The primary observations are continuous time series of seismic waveforms and ground-based measurements from global navigation satellite systems (GNSS). The spatial coverage of monitoring networks is exceedingly good in some regions, e.g., Japan, Alaska, and southern California, but sparse in many other regions around the world. Since earthquake repeat times are long, these data are usually temporally limited to a small fraction of the interevent loading cycle. A systematic pattern of precursory signals has yet to be discovered, i.e., large earthquakes occur with no advanced warning.

Considerable insight has been gleaned from applying machine learning to laboratory earthquake experimental data, where multiple earthquake cycles at the laboratory scale can be generated. This work shows that it is possible to predict the time of future events (i.e., time to failure), the fault zone stress state, and many other earthquake characteristics using lab fault zone microseismicity and the evolution of fault zone elastic properties. Recently in the laboratory, better results have been obtained by leveraging machine learning techniques such as transformer networks and other encoder-decoder techniques, in combination with transfer learning and physics informed modeling.

When applied to Earth data containing multiple earthquake cycles, the models scale well for the cases that have been studied, including slowly-slipping non-damaging earthquakes. Laboratory data studies point to the importance of faint deformation signals and complex patterns, emitted from slipping and/or locked faults preceding large earthquakes. Knowledge from the laboratory experiments and the exponential availability of seismic data recordings from anywhere on Earth is motivating us towards seismic foundation models and a novel stage of earthquake understanding.

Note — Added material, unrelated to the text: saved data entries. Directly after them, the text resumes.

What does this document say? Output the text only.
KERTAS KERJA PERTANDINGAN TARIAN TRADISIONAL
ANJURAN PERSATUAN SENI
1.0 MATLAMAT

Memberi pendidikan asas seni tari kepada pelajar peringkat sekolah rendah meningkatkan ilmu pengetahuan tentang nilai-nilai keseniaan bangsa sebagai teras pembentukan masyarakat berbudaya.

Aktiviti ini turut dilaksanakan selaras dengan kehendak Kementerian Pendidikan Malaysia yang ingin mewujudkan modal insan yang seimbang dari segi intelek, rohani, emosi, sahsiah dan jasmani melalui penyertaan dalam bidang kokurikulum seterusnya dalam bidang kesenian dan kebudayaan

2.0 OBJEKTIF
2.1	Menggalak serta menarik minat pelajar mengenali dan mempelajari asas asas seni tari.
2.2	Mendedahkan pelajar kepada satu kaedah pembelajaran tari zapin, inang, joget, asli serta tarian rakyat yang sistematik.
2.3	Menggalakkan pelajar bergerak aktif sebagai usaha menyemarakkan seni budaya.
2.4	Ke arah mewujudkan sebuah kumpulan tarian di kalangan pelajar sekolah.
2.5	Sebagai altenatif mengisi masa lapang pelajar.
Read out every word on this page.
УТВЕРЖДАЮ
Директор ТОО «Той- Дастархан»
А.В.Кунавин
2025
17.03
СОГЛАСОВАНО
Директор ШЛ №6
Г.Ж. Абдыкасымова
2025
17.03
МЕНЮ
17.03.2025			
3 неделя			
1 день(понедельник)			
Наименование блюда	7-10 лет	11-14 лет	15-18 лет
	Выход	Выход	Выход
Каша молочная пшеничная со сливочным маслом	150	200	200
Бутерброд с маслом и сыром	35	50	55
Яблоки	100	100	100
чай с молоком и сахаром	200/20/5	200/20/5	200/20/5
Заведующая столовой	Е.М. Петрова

Portrait of Christopher W. Johnson

Christopher W. Johnson

Scientist, Feynman Fellow

Los Alamos National Laboratory, USA

cwj@lanl.gov

Bio

Dr. Christopher W. Johnson is an early career Los Alamos National Laboratory staff scientist and former Distinguished Feynman Postdoc fellow. He completed a B.S. at Georgia Institute of Technology and a Ph.D at University of California Berkeley. Prior to joining LANL he was a NSF Postdoc fellow at University of California San Diego. Johnson is a trained geophysicist that specializes in seismology and geodesy measurements with a focus on surface deformation, seismic signal detection, and crustal stress changes. His work develops machine learning applications for physics constrained models applied to continuous time series of geophysical data. Johnson is regularly invited to present research at national and international venues (AGU, JPGU, Earthscope) and has published more than 40 peer reviewed manuscripts.